Traffic Accident Detection & Tracking on Google Maps–Style Data
Built a Google Maps traffic incident pipeline that (1) detects accidents from noisy crowdsourced reports, (2) tracks persistence via travel-time behavior, and (3) determines clearance when traffic returns to normal. Implemented and compared classical statistical testing, sequential decision-making, time-series forecasting, and changepoint methods in Python.
- GitHub: TODO (paste repo link)
- Demo: TODO (optional)
Notes
What I built
- Log parsing + feature engineering: Parsed car telemetry at Point A / Point B and joined it with accident report logs; computed per-car travel durations and aggregated signals into 10-minute intervals.
- Accident detection (reports): Implemented binomial hypothesis testing per interval (H₀: baseline report rate ≈ 1%) and visualized detected windows.

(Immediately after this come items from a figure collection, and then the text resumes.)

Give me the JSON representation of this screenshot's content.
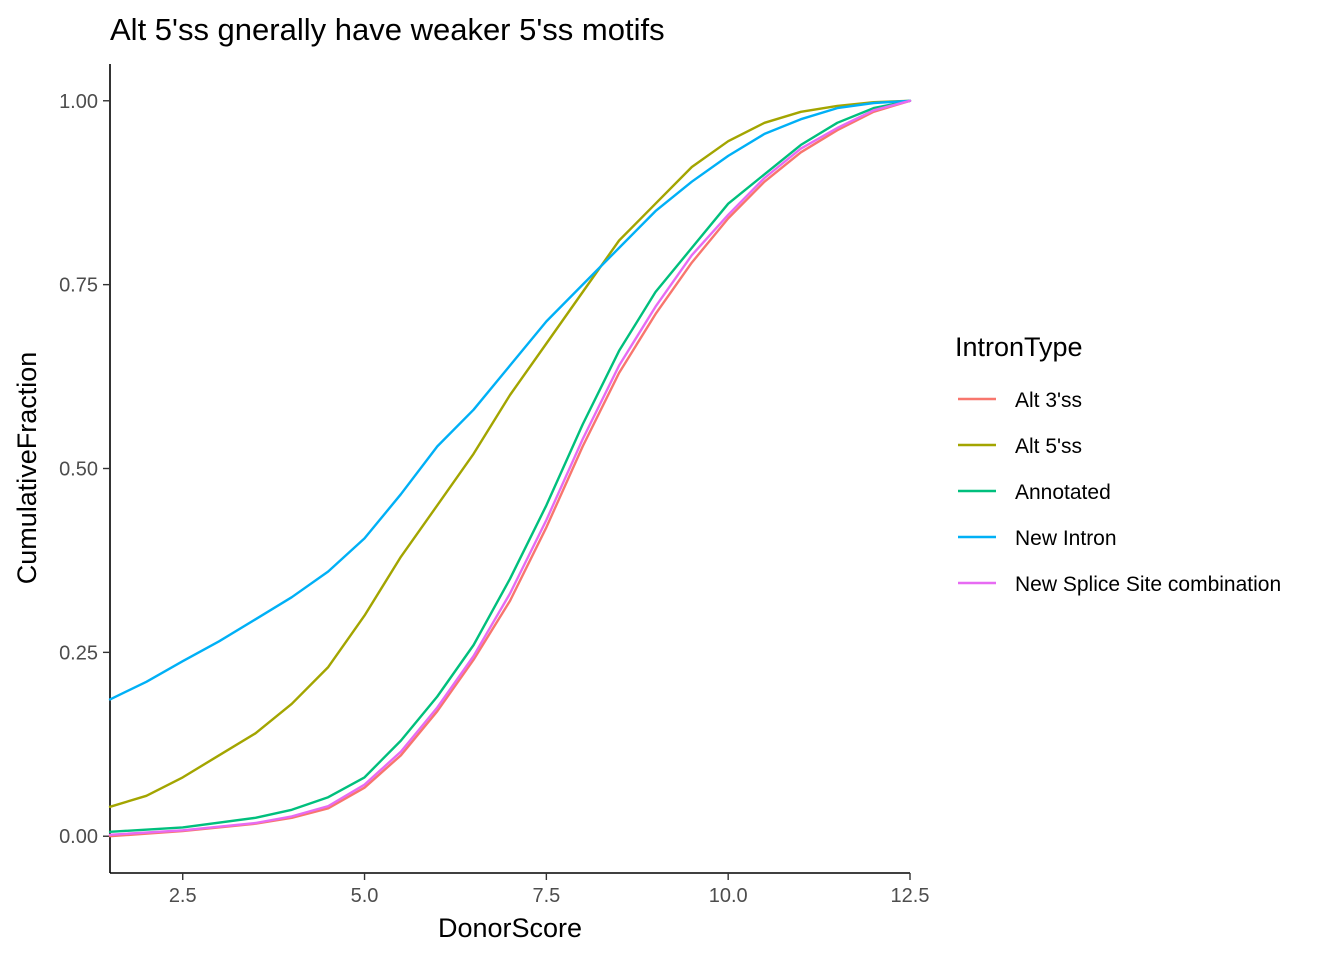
{
  "chart_data": {
    "type": "line",
    "title": "Alt 5'ss gnerally have weaker 5'ss motifs",
    "xlabel": "DonorScore",
    "ylabel": "CumulativeFraction",
    "xlim": [
      1.5,
      12.5
    ],
    "ylim": [
      -0.05,
      1.05
    ],
    "x_ticks": [
      {
        "value": 2.5,
        "label": "2.5"
      },
      {
        "value": 5.0,
        "label": "5.0"
      },
      {
        "value": 7.5,
        "label": "7.5"
      },
      {
        "value": 10.0,
        "label": "10.0"
      },
      {
        "value": 12.5,
        "label": "12.5"
      }
    ],
    "y_ticks": [
      {
        "value": 0.0,
        "label": "0.00"
      },
      {
        "value": 0.25,
        "label": "0.25"
      },
      {
        "value": 0.5,
        "label": "0.50"
      },
      {
        "value": 0.75,
        "label": "0.75"
      },
      {
        "value": 1.0,
        "label": "1.00"
      }
    ],
    "grid": false,
    "legend": {
      "title": "IntronType",
      "position": "right"
    },
    "series": [
      {
        "name": "Alt 3'ss",
        "color": "#F8766D",
        "x": [
          1.5,
          2.5,
          3.5,
          4.0,
          4.5,
          5.0,
          5.5,
          6.0,
          6.5,
          7.0,
          7.5,
          8.0,
          8.5,
          9.0,
          9.5,
          10.0,
          10.5,
          11.0,
          11.5,
          12.0,
          12.5
        ],
        "y": [
          0.0,
          0.007,
          0.017,
          0.025,
          0.038,
          0.066,
          0.11,
          0.17,
          0.24,
          0.32,
          0.42,
          0.53,
          0.63,
          0.71,
          0.78,
          0.84,
          0.89,
          0.93,
          0.96,
          0.985,
          1.0
        ]
      },
      {
        "name": "Alt 5'ss",
        "color": "#A3A500",
        "x": [
          1.5,
          2.0,
          2.5,
          3.0,
          3.5,
          4.0,
          4.5,
          5.0,
          5.5,
          6.0,
          6.5,
          7.0,
          7.5,
          8.0,
          8.5,
          9.0,
          9.5,
          10.0,
          10.5,
          11.0,
          11.5,
          12.0,
          12.5
        ],
        "y": [
          0.04,
          0.055,
          0.08,
          0.11,
          0.14,
          0.18,
          0.23,
          0.3,
          0.38,
          0.45,
          0.52,
          0.6,
          0.67,
          0.74,
          0.81,
          0.86,
          0.91,
          0.945,
          0.97,
          0.985,
          0.993,
          0.998,
          1.0
        ]
      },
      {
        "name": "Annotated",
        "color": "#00BF7D",
        "x": [
          1.5,
          2.5,
          3.5,
          4.0,
          4.5,
          5.0,
          5.5,
          6.0,
          6.5,
          7.0,
          7.5,
          8.0,
          8.5,
          9.0,
          9.5,
          10.0,
          10.5,
          11.0,
          11.5,
          12.0,
          12.5
        ],
        "y": [
          0.006,
          0.012,
          0.025,
          0.036,
          0.053,
          0.08,
          0.13,
          0.19,
          0.26,
          0.35,
          0.45,
          0.56,
          0.66,
          0.74,
          0.8,
          0.86,
          0.9,
          0.94,
          0.97,
          0.99,
          1.0
        ]
      },
      {
        "name": "New Intron",
        "color": "#00B0F6",
        "x": [
          1.5,
          2.0,
          2.5,
          3.0,
          3.5,
          4.0,
          4.5,
          5.0,
          5.5,
          6.0,
          6.5,
          7.0,
          7.5,
          8.0,
          8.5,
          9.0,
          9.5,
          10.0,
          10.5,
          11.0,
          11.5,
          12.0,
          12.5
        ],
        "y": [
          0.186,
          0.21,
          0.238,
          0.265,
          0.295,
          0.325,
          0.36,
          0.405,
          0.465,
          0.53,
          0.58,
          0.64,
          0.7,
          0.75,
          0.8,
          0.85,
          0.89,
          0.925,
          0.955,
          0.975,
          0.99,
          0.997,
          1.0
        ]
      },
      {
        "name": "New Splice Site combination",
        "color": "#E76BF3",
        "x": [
          1.5,
          2.5,
          3.5,
          4.0,
          4.5,
          5.0,
          5.5,
          6.0,
          6.5,
          7.0,
          7.5,
          8.0,
          8.5,
          9.0,
          9.5,
          10.0,
          10.5,
          11.0,
          11.5,
          12.0,
          12.5
        ],
        "y": [
          0.002,
          0.008,
          0.018,
          0.027,
          0.041,
          0.07,
          0.115,
          0.175,
          0.245,
          0.33,
          0.43,
          0.54,
          0.64,
          0.72,
          0.79,
          0.845,
          0.895,
          0.935,
          0.963,
          0.987,
          1.0
        ]
      }
    ]
  }
}
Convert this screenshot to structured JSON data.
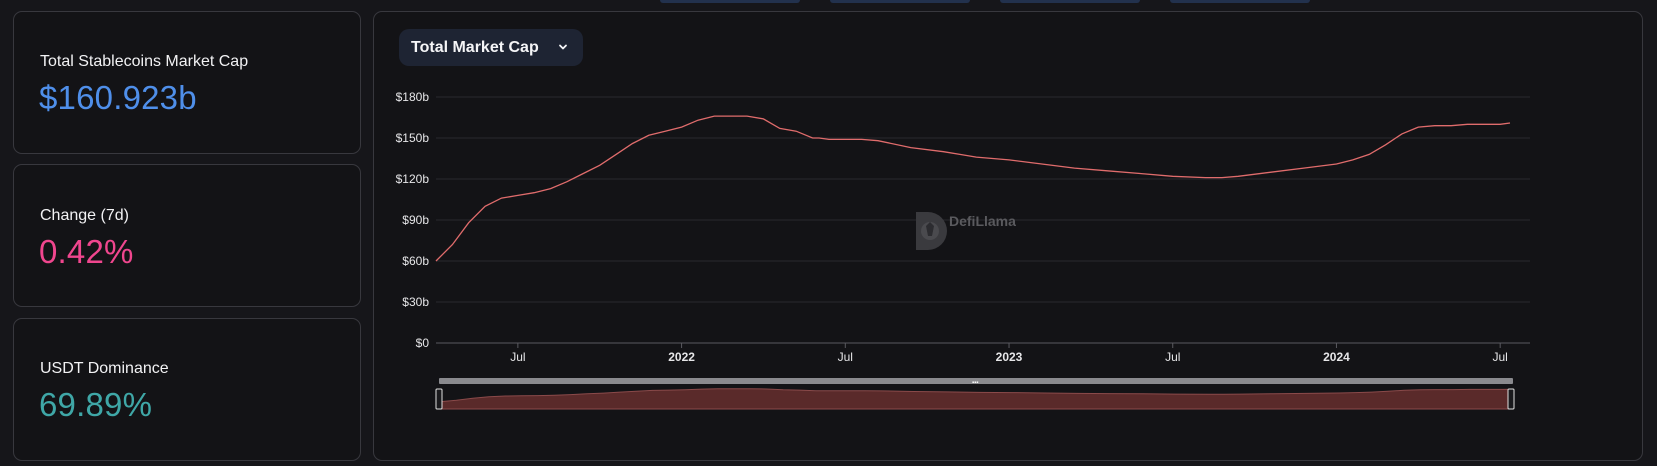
{
  "stats": [
    {
      "label": "Total Stablecoins Market Cap",
      "value": "$160.923b",
      "color": "#4f8fea"
    },
    {
      "label": "Change (7d)",
      "value": "0.42%",
      "color": "#f0468e"
    },
    {
      "label": "USDT Dominance",
      "value": "69.89%",
      "color": "#3fa7a7"
    }
  ],
  "chart": {
    "selector_label": "Total Market Cap",
    "watermark": "DefiLlama"
  },
  "colors": {
    "line": "#e06c6c",
    "area": "#5a2a2a"
  },
  "chart_data": {
    "type": "line",
    "title": "",
    "xlabel": "",
    "ylabel": "",
    "grid": true,
    "y_ticks": [
      "$0",
      "$30b",
      "$60b",
      "$90b",
      "$120b",
      "$150b",
      "$180b"
    ],
    "y_tick_values": [
      0,
      30,
      60,
      90,
      120,
      150,
      180
    ],
    "ylim": [
      0,
      180
    ],
    "x_ticks": [
      {
        "label": "Jul",
        "t": 2021.5,
        "bold": false
      },
      {
        "label": "2022",
        "t": 2022.0,
        "bold": true
      },
      {
        "label": "Jul",
        "t": 2022.5,
        "bold": false
      },
      {
        "label": "2023",
        "t": 2023.0,
        "bold": true
      },
      {
        "label": "Jul",
        "t": 2023.5,
        "bold": false
      },
      {
        "label": "2024",
        "t": 2024.0,
        "bold": true
      },
      {
        "label": "Jul",
        "t": 2024.5,
        "bold": false
      }
    ],
    "xlim": [
      2021.25,
      2024.53
    ],
    "series": [
      {
        "values_unit": "billions USD",
        "x": [
          2021.25,
          2021.3,
          2021.35,
          2021.4,
          2021.45,
          2021.5,
          2021.55,
          2021.6,
          2021.65,
          2021.7,
          2021.75,
          2021.8,
          2021.85,
          2021.9,
          2021.95,
          2022.0,
          2022.05,
          2022.1,
          2022.15,
          2022.2,
          2022.25,
          2022.3,
          2022.35,
          2022.4,
          2022.42,
          2022.45,
          2022.5,
          2022.55,
          2022.6,
          2022.7,
          2022.8,
          2022.85,
          2022.9,
          2023.0,
          2023.1,
          2023.2,
          2023.3,
          2023.4,
          2023.5,
          2023.6,
          2023.65,
          2023.7,
          2023.8,
          2023.9,
          2024.0,
          2024.05,
          2024.1,
          2024.15,
          2024.2,
          2024.25,
          2024.3,
          2024.35,
          2024.4,
          2024.45,
          2024.5,
          2024.53
        ],
        "values": [
          60,
          72,
          88,
          100,
          106,
          108,
          110,
          113,
          118,
          124,
          130,
          138,
          146,
          152,
          155,
          158,
          163,
          166,
          166,
          166,
          164,
          157,
          155,
          150,
          150,
          149,
          149,
          149,
          148,
          143,
          140,
          138,
          136,
          134,
          131,
          128,
          126,
          124,
          122,
          121,
          121,
          122,
          125,
          128,
          131,
          134,
          138,
          145,
          153,
          158,
          159,
          159,
          160,
          160,
          160,
          161
        ]
      }
    ]
  }
}
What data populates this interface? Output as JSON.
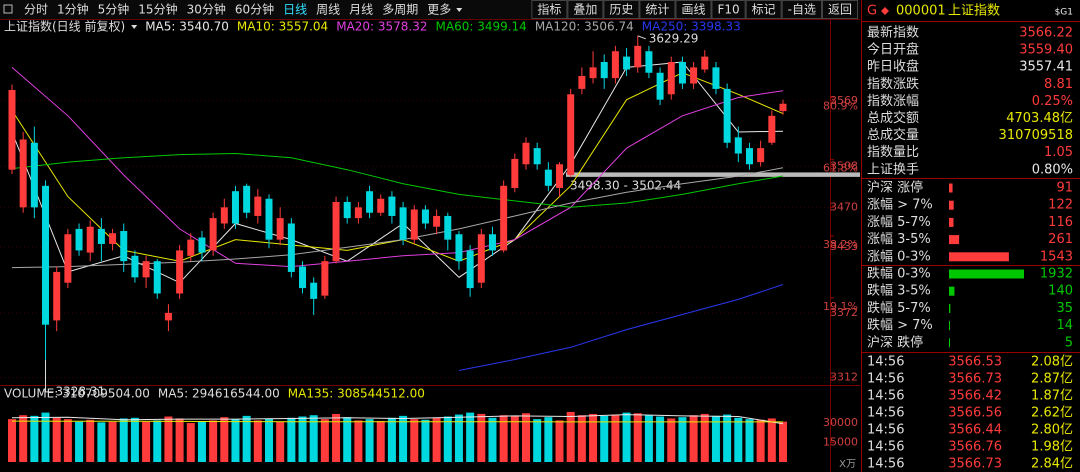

- Accident detection (telemetry): Implemented a likelihood ratio test on travel-time distributions to detect incident regimes even if reports are noisy or missing.
- Persistence + clearance (online):
- Sequential estimation: Running mean vs EMA with different forgetting factors to balance responsiveness and stability.
- SPRT: Sequential Probability Ratio Test with explicit error controls (α=β=0.05) to emit “Accident detected” and “Cleared” events.
- Time-series forecasting: Built rolling AR / ARMA / ARIMA forecasts over resampled 10-minute mean durations to anticipate expected traffic and highlight sustained deviations.
- Changepoint detection: Prepared 1037 travel-duration observations and applied CUSUM, Page–Hinkley (online drift), and PELT (offline segmentation) to estimate incident start/clear boundaries.
Key takeaways
- Combining noisy human reports with behavioral telemetry yields more reliable incident detection than either source alone.
- Sequential methods (EMA/SPRT/Page–Hinkley) are well-suited for real-time monitoring; offline methods (PELT) provide cleaner retrospective boundaries.
- Thresholds (confidence levels, penalties, CUSUM h) directly trade off false alarms vs missed incidents, and should be tuned to the product’s risk tolerance.